Concernant la politique intérieure française, il appelle en mai à voter contre Marine Le Pen à l'élection présidentielle. Dans un sermon pendant l'entre-deux-tours, après une introduction où il explique qu'un imam n'a normalement pas à donner de consignes de vote, il se permet cette exception justifiée selon lui par la situation:
«Le vote du 7 mai n'a rien d'ordinaire. Ce ne sont pas deux projets politiques qui s'affrontent, ce ne sont pas deux tendances politiques qui s'affrontent, ce ne sont pas deux partis politiques qui s'affrontent. Là, quand vous avez d'un côté une candidate de la haine, et de l'autre un candidat de l'humanité, de la République, des principes de notre pays, il n'y a pas de choix à faire, il n'y a pas de tergiversations à avoir. C'est un devoir parce que le prophète nous dit que quand vous vivez dans une société, vous faites partie de cette société. Et nous ne laisserons pas passer la candidate qui n'arrête pas de diviser le pays en deux: "les cités" d'un côté et "la France" de l'autre. Je vois beaucoup de jeunes frères qui se disent "l'extrême-droite, pourquoi pas, on va voir"… Non. Il y a un hadith qui dit "ne souhaitez pas, n'espérez pas être confronté à votre ennemi". Et là, même si ce n'est pas le cas de tous les gens de cette tendance, il y en a parmi eux qui sont de véritables ennemis.»

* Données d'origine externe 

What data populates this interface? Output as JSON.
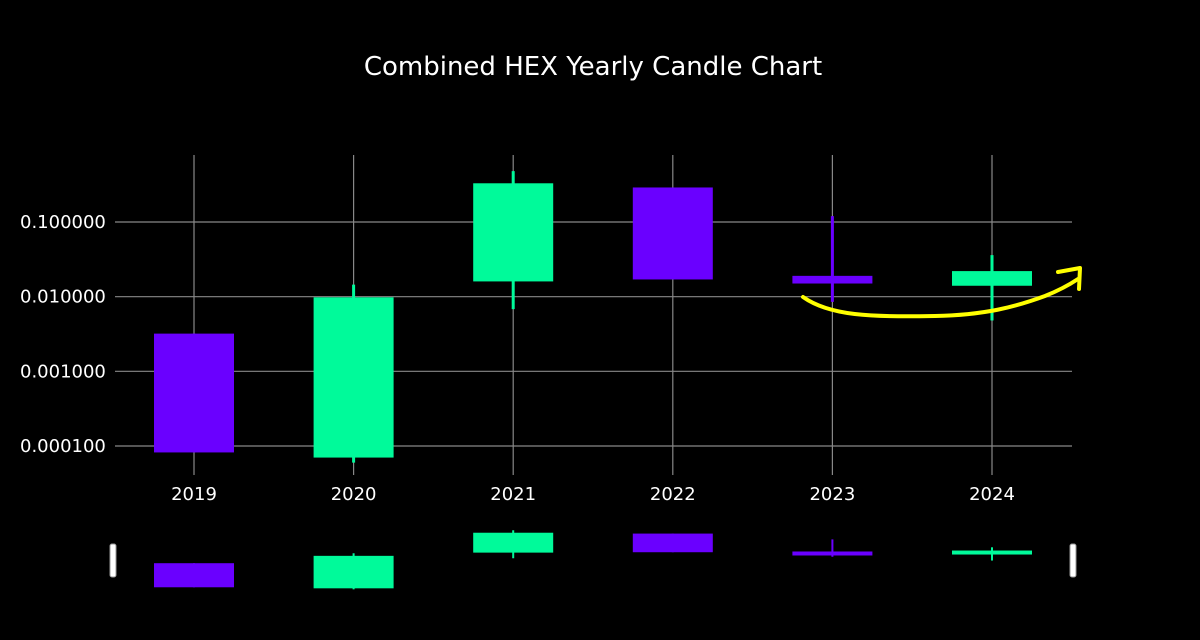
{
  "chart_data": {
    "type": "candlestick",
    "title": "Combined HEX Yearly Candle Chart",
    "xlabel": "",
    "ylabel": "",
    "y_scale": "log",
    "ylim": [
      5e-05,
      0.3
    ],
    "y_ticks": [
      {
        "value": 0.1,
        "label": "0.100000"
      },
      {
        "value": 0.01,
        "label": "0.010000"
      },
      {
        "value": 0.001,
        "label": "0.001000"
      },
      {
        "value": 0.0001,
        "label": "0.000100"
      }
    ],
    "categories": [
      "2019",
      "2020",
      "2021",
      "2022",
      "2023",
      "2024"
    ],
    "candles": [
      {
        "x": "2019",
        "open": 0.0032,
        "high": 0.0032,
        "low": 8.2e-05,
        "close": 8.2e-05
      },
      {
        "x": "2020",
        "open": 7e-05,
        "high": 0.0145,
        "low": 6e-05,
        "close": 0.0098
      },
      {
        "x": "2021",
        "open": 0.016,
        "high": 0.48,
        "low": 0.0068,
        "close": 0.33
      },
      {
        "x": "2022",
        "open": 0.29,
        "high": 0.29,
        "low": 0.017,
        "close": 0.017
      },
      {
        "x": "2023",
        "open": 0.019,
        "high": 0.12,
        "low": 0.0085,
        "close": 0.015
      },
      {
        "x": "2024",
        "open": 0.014,
        "high": 0.036,
        "low": 0.0048,
        "close": 0.022
      }
    ],
    "grid": true,
    "colors": {
      "increasing": "#00FA9A",
      "decreasing": "#6A00FF",
      "background": "#000000",
      "grid": "#888888",
      "text": "#ffffff",
      "annotation": "#FFFF00"
    },
    "annotations": [
      {
        "type": "freehand-arrow",
        "color": "#FFFF00",
        "from": "2023",
        "to": "2024"
      }
    ],
    "range_slider": true
  }
}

Avant de finir, au bord des larmes, sur une comparaison entre le sort des juifs pendant la Seconde Guerre mondiale et ce que vivraient selon lui les musulmans si le Front national arrivait au pouvoir:
«Aujourd'hui, c'est le musulman qui est devenu le Juif. La seule solution, c'est de faire barrage. Certains parlent de s'abstenir, j'ai honte pour eux, je suis triste pour eux. Ça fait trente ans que je suis en France, et ce n'est pas ce pays que j'ai choisi: je n'ai pas laissé mon Algérie où je suis né pour vivre dans une France gouvernée par le fascisme, et dans une communauté qui ne sait pas reconnaître ses ennemis. Puisse Allah nous aider.»

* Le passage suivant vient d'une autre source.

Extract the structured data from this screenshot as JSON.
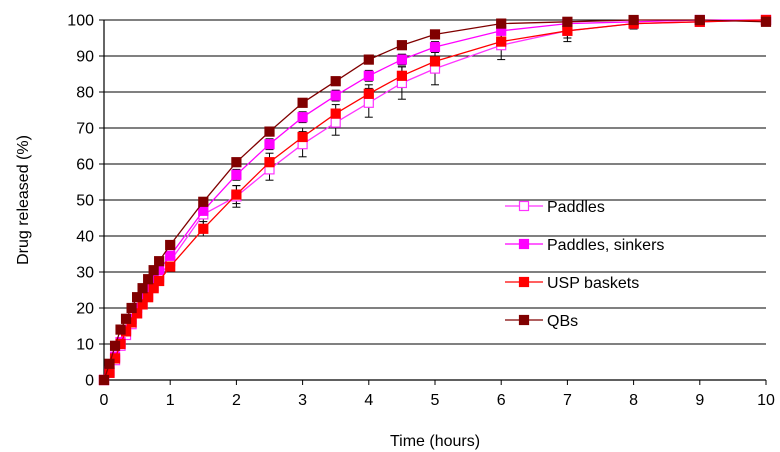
{
  "chart_data": {
    "type": "line",
    "xlabel": "Time (hours)",
    "ylabel": "Drug released (%)",
    "xlim": [
      0,
      10
    ],
    "ylim": [
      0,
      100
    ],
    "xticks": [
      "0",
      "1",
      "2",
      "3",
      "4",
      "5",
      "6",
      "7",
      "8",
      "9",
      "10"
    ],
    "yticks": [
      "0",
      "10",
      "20",
      "30",
      "40",
      "50",
      "60",
      "70",
      "80",
      "90",
      "100"
    ],
    "grid": "horizontal",
    "legend_position": "right",
    "x": [
      0,
      0.083,
      0.167,
      0.25,
      0.333,
      0.417,
      0.5,
      0.583,
      0.667,
      0.75,
      0.833,
      1,
      1.5,
      2,
      2.5,
      3,
      3.5,
      4,
      4.5,
      5,
      6,
      7,
      8,
      9,
      10
    ],
    "series": [
      {
        "name": "Paddles",
        "color": "#ff33ff",
        "marker": "square-open",
        "values": [
          0,
          2,
          5.5,
          9.5,
          12.5,
          15.5,
          18.5,
          21,
          23.5,
          26,
          28.5,
          33,
          46,
          51,
          58.5,
          65.5,
          71.5,
          77,
          82.5,
          86.5,
          93,
          97,
          99,
          99.5,
          100
        ],
        "error": [
          0,
          0.5,
          0.8,
          1,
          1,
          1,
          1.2,
          1.2,
          1.2,
          1.5,
          1.5,
          2,
          3,
          3,
          3,
          3.5,
          3.5,
          4,
          4.5,
          4.5,
          4,
          3,
          1.5,
          1,
          0.5
        ]
      },
      {
        "name": "Paddles, sinkers",
        "color": "#ff00ff",
        "marker": "square",
        "values": [
          0,
          2.5,
          6.5,
          10.5,
          14,
          17,
          20,
          23,
          25.5,
          28,
          30.5,
          34.5,
          47,
          57,
          65.5,
          73,
          79,
          84.5,
          89,
          92.5,
          97,
          99,
          99.5,
          100,
          100
        ],
        "error": [
          0,
          0.5,
          0.5,
          0.8,
          0.8,
          1,
          1,
          1,
          1,
          1,
          1,
          1,
          1.5,
          1.5,
          1.5,
          1.5,
          1.5,
          1.5,
          1.5,
          1.5,
          1,
          1,
          0.5,
          0.5,
          0.5
        ]
      },
      {
        "name": "USP baskets",
        "color": "#ff0000",
        "marker": "square",
        "values": [
          0,
          2,
          6,
          10,
          13.5,
          16,
          18.5,
          21,
          23,
          25.5,
          27.5,
          31.5,
          42,
          51.5,
          60.5,
          67.5,
          74,
          79.5,
          84.5,
          88.5,
          94,
          97,
          99,
          99.5,
          100
        ],
        "error": [
          0,
          0.5,
          0.5,
          0.8,
          0.8,
          1,
          1,
          1,
          1,
          1,
          1,
          1,
          2,
          2.5,
          2.5,
          2.5,
          2.5,
          2.5,
          2.5,
          2.5,
          2,
          2,
          1,
          1,
          1
        ]
      },
      {
        "name": "QBs",
        "color": "#800000",
        "marker": "square",
        "values": [
          0,
          4.5,
          9.5,
          14,
          17,
          20,
          23,
          25.5,
          28,
          30.5,
          33,
          37.5,
          49.5,
          60.5,
          69,
          77,
          83,
          89,
          93,
          96,
          99,
          99.5,
          100,
          100,
          99.5
        ],
        "error": [
          0,
          0.5,
          0.5,
          0.5,
          0.5,
          0.5,
          0.5,
          0.5,
          0.5,
          0.5,
          0.5,
          0.5,
          0.5,
          0.5,
          0.5,
          0.5,
          0.5,
          0.5,
          0.5,
          0.5,
          0.5,
          0.5,
          0.5,
          0.5,
          0.5
        ]
      }
    ]
  }
}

«Ils jouent sur deux langages différents. D'une part, ils tiennent un langage d'intégration, mais dans une société qui n'est pas "encore" musulmane. D'autre part, ils passent leur temps à victimiser les musulmans en disant qu'ils sont maltraités, mis de côté, pas réellement intégrés dans la société, etc. Cette victimisation vise à pousser les musulmans à aller vers une société plus musulmane, plus religieuse, plus rigoriste.»

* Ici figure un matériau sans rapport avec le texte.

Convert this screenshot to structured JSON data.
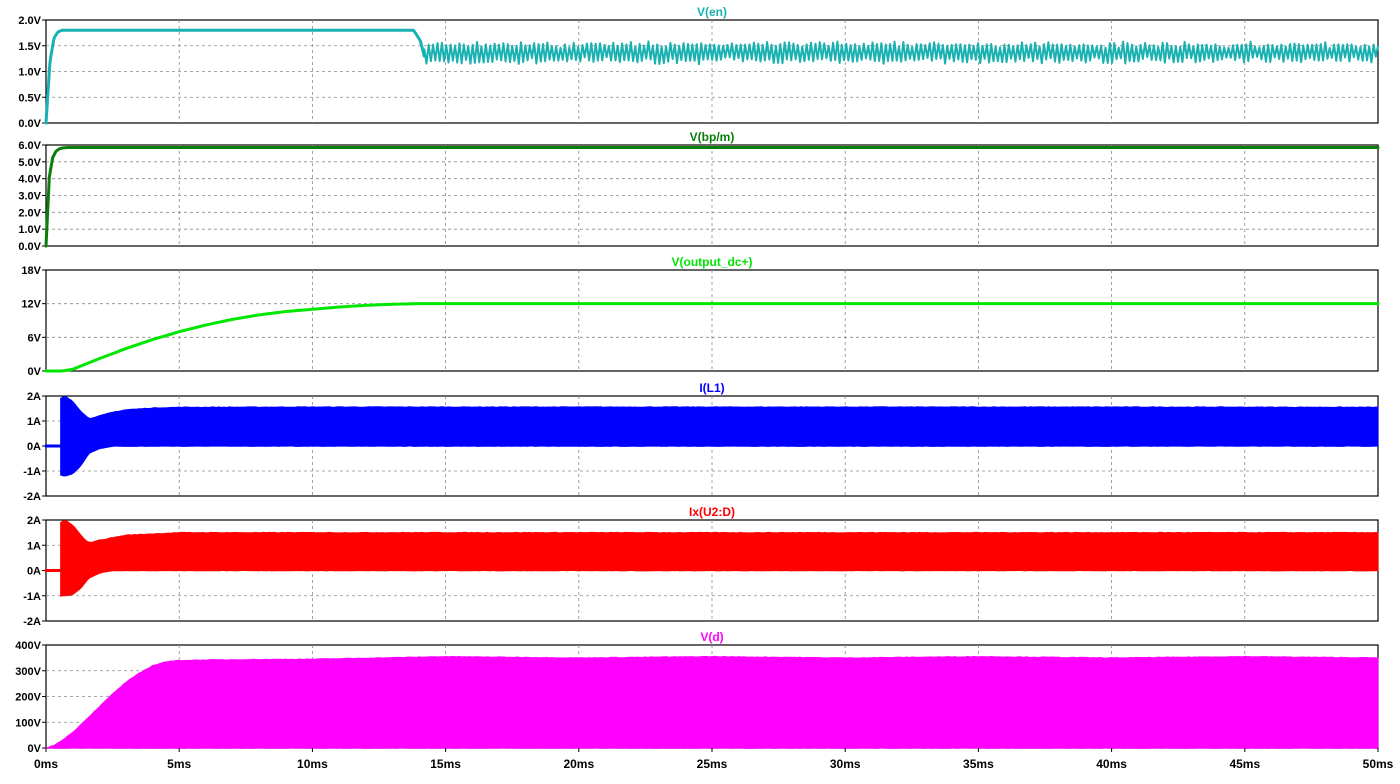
{
  "chart_data": [
    {
      "type": "line",
      "title": "V(en)",
      "color": "#19b1b1",
      "x_unit": "ms",
      "ylim": [
        0,
        2.0
      ],
      "yticks": [
        0.0,
        0.5,
        1.0,
        1.5,
        2.0
      ],
      "ytick_labels": [
        "0.0V",
        "0.5V",
        "1.0V",
        "1.5V",
        "2.0V"
      ],
      "series": [
        {
          "style": "line",
          "x": [
            0,
            0.05,
            0.15,
            0.3,
            0.45,
            0.6,
            1,
            5,
            10,
            13.8,
            14.05,
            14.2
          ],
          "y": [
            0,
            0.4,
            1.2,
            1.65,
            1.77,
            1.8,
            1.8,
            1.8,
            1.8,
            1.8,
            1.6,
            1.3
          ]
        },
        {
          "style": "band",
          "x": [
            14.2,
            20,
            30,
            40,
            50
          ],
          "upper": [
            1.55,
            1.56,
            1.56,
            1.56,
            1.55
          ],
          "lower": [
            1.15,
            1.17,
            1.17,
            1.17,
            1.2
          ]
        }
      ]
    },
    {
      "type": "line",
      "title": "V(bp/m)",
      "color": "#0b7d0b",
      "x_unit": "ms",
      "ylim": [
        0,
        6.0
      ],
      "yticks": [
        0,
        1,
        2,
        3,
        4,
        5,
        6
      ],
      "ytick_labels": [
        "0.0V",
        "1.0V",
        "2.0V",
        "3.0V",
        "4.0V",
        "5.0V",
        "6.0V"
      ],
      "series": [
        {
          "style": "line",
          "x": [
            0,
            0.05,
            0.1,
            0.2,
            0.3,
            0.45,
            0.6,
            0.8,
            1,
            5,
            10,
            20,
            30,
            40,
            50
          ],
          "y": [
            0,
            2.0,
            3.8,
            5.0,
            5.5,
            5.75,
            5.82,
            5.85,
            5.85,
            5.85,
            5.85,
            5.85,
            5.85,
            5.85,
            5.85
          ]
        }
      ]
    },
    {
      "type": "line",
      "title": "V(output_dc+)",
      "color": "#00e600",
      "x_unit": "ms",
      "ylim": [
        0,
        18
      ],
      "yticks": [
        0,
        6,
        12,
        18
      ],
      "ytick_labels": [
        "0V",
        "6V",
        "12V",
        "18V"
      ],
      "series": [
        {
          "style": "line",
          "x": [
            0,
            0.6,
            1,
            2,
            3,
            4,
            5,
            6,
            7,
            8,
            9,
            10,
            11,
            12,
            13,
            14,
            15,
            20,
            30,
            40,
            50
          ],
          "y": [
            0,
            0,
            0.3,
            2.2,
            4.0,
            5.6,
            7.0,
            8.2,
            9.2,
            10.0,
            10.6,
            11.0,
            11.4,
            11.7,
            11.9,
            12.0,
            12.0,
            12.0,
            12.0,
            12.0,
            12.0
          ]
        }
      ]
    },
    {
      "type": "line",
      "title": "I(L1)",
      "color": "#0000ff",
      "x_unit": "ms",
      "ylim": [
        -2,
        2
      ],
      "yticks": [
        -2,
        -1,
        0,
        1,
        2
      ],
      "ytick_labels": [
        "-2A",
        "-1A",
        "0A",
        "1A",
        "2A"
      ],
      "series": [
        {
          "style": "line",
          "x": [
            0,
            0.55
          ],
          "y": [
            0,
            0
          ]
        },
        {
          "style": "band",
          "x": [
            0.55,
            0.7,
            1.0,
            1.3,
            1.6,
            2.0,
            2.5,
            3,
            4,
            5,
            10,
            20,
            30,
            40,
            50
          ],
          "upper": [
            1.9,
            2.0,
            1.8,
            1.4,
            1.1,
            1.2,
            1.35,
            1.45,
            1.52,
            1.55,
            1.56,
            1.56,
            1.56,
            1.56,
            1.55
          ],
          "lower": [
            -1.15,
            -1.2,
            -1.1,
            -0.8,
            -0.3,
            -0.1,
            0,
            0,
            0,
            0,
            0,
            0,
            0,
            0,
            0
          ]
        }
      ]
    },
    {
      "type": "line",
      "title": "Ix(U2:D)",
      "color": "#ff0000",
      "x_unit": "ms",
      "ylim": [
        -2,
        2
      ],
      "yticks": [
        -2,
        -1,
        0,
        1,
        2
      ],
      "ytick_labels": [
        "-2A",
        "-1A",
        "0A",
        "1A",
        "2A"
      ],
      "series": [
        {
          "style": "line",
          "x": [
            0,
            0.55
          ],
          "y": [
            0,
            0
          ]
        },
        {
          "style": "band",
          "x": [
            0.55,
            0.7,
            1.0,
            1.3,
            1.6,
            2.0,
            2.5,
            3,
            4,
            5,
            10,
            20,
            30,
            40,
            50
          ],
          "upper": [
            1.9,
            2.0,
            1.8,
            1.4,
            1.1,
            1.2,
            1.3,
            1.4,
            1.45,
            1.5,
            1.5,
            1.5,
            1.5,
            1.5,
            1.5
          ],
          "lower": [
            -1.0,
            -1.0,
            -0.95,
            -0.7,
            -0.3,
            -0.1,
            0,
            0,
            0,
            0,
            0,
            0,
            0,
            0,
            0
          ]
        }
      ]
    },
    {
      "type": "area",
      "title": "V(d)",
      "color": "#ff00ff",
      "x_unit": "ms",
      "ylim": [
        0,
        400
      ],
      "yticks": [
        0,
        100,
        200,
        300,
        400
      ],
      "ytick_labels": [
        "0V",
        "100V",
        "200V",
        "300V",
        "400V"
      ],
      "xticks": [
        0,
        5,
        10,
        15,
        20,
        25,
        30,
        35,
        40,
        45,
        50
      ],
      "xtick_labels": [
        "0ms",
        "5ms",
        "10ms",
        "15ms",
        "20ms",
        "25ms",
        "30ms",
        "35ms",
        "40ms",
        "45ms",
        "50ms"
      ],
      "series": [
        {
          "style": "band",
          "x": [
            0,
            0.3,
            0.6,
            1,
            1.5,
            2,
            2.5,
            3,
            3.5,
            4,
            4.5,
            5,
            6,
            8,
            10,
            15,
            20,
            25,
            30,
            35,
            40,
            45,
            50
          ],
          "upper": [
            0,
            10,
            30,
            60,
            110,
            160,
            210,
            255,
            290,
            320,
            335,
            340,
            342,
            344,
            345,
            355,
            350,
            355,
            350,
            355,
            350,
            355,
            350
          ],
          "lower": [
            0,
            0,
            0,
            0,
            0,
            0,
            0,
            0,
            0,
            0,
            0,
            0,
            0,
            0,
            0,
            0,
            0,
            0,
            0,
            0,
            0,
            0,
            0
          ]
        }
      ]
    }
  ]
}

En somme, c'est donc une dichotomie qui se dégage de ces «khotbas» radicales: d'un côté les salafistes quiétistes, qui s'opposent au terrorisme, mais ont des discours aux limites de la liberté d'expression et prônent une vision littérale et ultraconservatrice de l'islam, dont la compatibilité des valeurs avec celles de la République pose question; de l'autre, les Frères musulmans, partisans de l'intégration, mais qui peuvent sembler chercher à imposer un modèle politico-religieux difficile à concilier avec la laïcité.
Néanmoins, le directeur des Cahiers de l'Orient se veut rassurant: «Aujourd'hui, l'écrasante majorité des Français de confession musulmane dit très clairement avoir renoncé à la seconde partie de la prédication de l'islam, qui consiste à ériger la cité islamique, autrement dit un État musulman.»